DOVER — Anna Conrad is no stranger to showing livestock around the country.
She has traveled to fairs and festivals in Texas, Tennessee, Mississippi and Kentucky with her third-generation farming family, showing their purebred shorthorn cattle.
But the Strawberry Festival, by far, is nearest to her heart, and not just because its virtually in the Dover teenager's back yard.
The Plant City High School senior, the school's Future Farmers of America chapter president and two-time district representative, intends to make her family and the FFA proud when she shows her 10th heifer and fourth steer at the Florida Strawberry Festival next week.
Amid all the entertainment acts and midway rides, the festival maintains a connection to its agricultural roots with such competitions.
Conrad, an experienced 18-year-old cattle woman, says she especially enjoys being a part of the livestock competition because the community comes out and supports its youths and makes them feel valued.
"You certainly know everyone you're showing with, and most of them are my friends, so that's what makes it different from any other show I've been to," Conrad said. "There's a competitive edge to it, but it's a friendly competition so that makes it a lot of fun."

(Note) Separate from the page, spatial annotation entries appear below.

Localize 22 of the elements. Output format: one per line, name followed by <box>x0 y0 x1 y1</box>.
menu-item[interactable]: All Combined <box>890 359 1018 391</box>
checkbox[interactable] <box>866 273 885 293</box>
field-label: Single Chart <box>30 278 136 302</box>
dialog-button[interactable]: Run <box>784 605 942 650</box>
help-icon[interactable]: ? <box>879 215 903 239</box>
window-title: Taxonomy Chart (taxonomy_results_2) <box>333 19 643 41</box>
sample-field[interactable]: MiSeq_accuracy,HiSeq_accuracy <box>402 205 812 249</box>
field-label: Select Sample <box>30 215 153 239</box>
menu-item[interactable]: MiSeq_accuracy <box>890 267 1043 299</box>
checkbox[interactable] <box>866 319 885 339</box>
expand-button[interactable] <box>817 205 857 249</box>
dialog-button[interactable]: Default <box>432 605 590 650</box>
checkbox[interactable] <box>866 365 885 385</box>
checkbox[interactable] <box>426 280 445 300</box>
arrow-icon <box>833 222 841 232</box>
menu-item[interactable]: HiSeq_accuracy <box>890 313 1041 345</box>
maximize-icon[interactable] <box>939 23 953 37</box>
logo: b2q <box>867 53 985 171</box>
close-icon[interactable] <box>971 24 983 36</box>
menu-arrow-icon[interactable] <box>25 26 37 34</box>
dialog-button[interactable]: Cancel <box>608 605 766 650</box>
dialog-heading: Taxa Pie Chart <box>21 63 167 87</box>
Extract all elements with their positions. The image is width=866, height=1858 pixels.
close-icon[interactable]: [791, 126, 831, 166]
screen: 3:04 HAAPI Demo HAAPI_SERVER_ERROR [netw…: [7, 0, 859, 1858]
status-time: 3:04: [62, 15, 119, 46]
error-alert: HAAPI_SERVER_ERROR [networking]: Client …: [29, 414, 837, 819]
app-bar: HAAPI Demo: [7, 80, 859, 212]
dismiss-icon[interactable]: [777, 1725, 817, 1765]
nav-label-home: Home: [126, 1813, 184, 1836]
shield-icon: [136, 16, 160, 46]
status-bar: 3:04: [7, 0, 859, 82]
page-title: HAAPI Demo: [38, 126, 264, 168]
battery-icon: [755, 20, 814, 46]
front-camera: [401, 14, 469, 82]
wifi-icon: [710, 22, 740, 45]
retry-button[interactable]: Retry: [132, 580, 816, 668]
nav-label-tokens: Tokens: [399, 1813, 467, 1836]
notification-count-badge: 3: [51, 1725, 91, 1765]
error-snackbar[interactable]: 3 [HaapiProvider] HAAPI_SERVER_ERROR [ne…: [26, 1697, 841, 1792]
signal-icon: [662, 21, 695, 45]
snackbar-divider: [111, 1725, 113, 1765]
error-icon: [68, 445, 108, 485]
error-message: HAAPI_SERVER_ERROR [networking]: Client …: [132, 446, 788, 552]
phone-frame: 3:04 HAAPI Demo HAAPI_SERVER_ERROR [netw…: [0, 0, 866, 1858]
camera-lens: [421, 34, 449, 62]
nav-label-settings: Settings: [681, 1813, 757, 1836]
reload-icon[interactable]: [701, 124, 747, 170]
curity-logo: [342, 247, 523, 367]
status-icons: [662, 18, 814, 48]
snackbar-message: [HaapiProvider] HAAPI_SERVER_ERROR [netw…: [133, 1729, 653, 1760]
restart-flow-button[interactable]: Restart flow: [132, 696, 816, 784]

The Strawberry Festival's market steer show is an intense three-night competition that begins with student exhibitors showing the physical attributes of their steer in three separate divisions and classes, culminating in the Grand Championship.
The second night focuses on the skills of the showman.
During the final show night, the exhibitors sell the steer to the community through a bidding process.
Conrad's heifer won Grand Champion in 2014 and her steer won First Division Championship in 2015. Working closely with her show animals and seeing that their individual needs are met is an 11-month regimen that starts in April and ends the following March.
The showing of steers and heifers in many ways is similar to a beauty pageant, Conrad says. It's all about presentation and getting the cattle to look and act their best.
During the course of the training period, she baths the animals three times a week, rinses and brushes their hair daily and gets them used to the show-stick and halters and the pattern of walking together in the ring.
Through it all, Conrad uses gentle actions and communicates softly with the animals to gain their trust so they feel protected.
Inevitably, it's impossible not to develop a relationship with the animals, and she admits to shedding a few tears when the showing is over.
"It's a cycle; it's the way it works and I've accepted that. One day they're going to do their job, and you have to do your job. They're market animals and not pets, and you have to remember that," she said.
Some of the money from the sale of her steers has been set aside in an account that Conrad uses to raise future show animals. Whether she wins a division title or Grand Championship this year may be determined by what the judge is looking for on the day of the show.
Conrad's parents, who inherited a farming business that spans two counties, couldn't be prouder of their daughter, the eldest of four children, and all the other youth exhibitors.
"It takes a lot of time, effort and dedication to see these livestock projects succeed," said Jason Conrad, Anna's father. "All of the exhibitors are good kids and I truly feel they are all ambassadors for agriculture."
Her mother, Stephanie Conrad, is grateful that her daughter has decided to pursue an ag-related career and give back to the industry that means so much to her family.
"I'm excited to see where Anna's journey will take her, and I know she'll be successful at whatever she chooses to do," Stephanie Conrad said.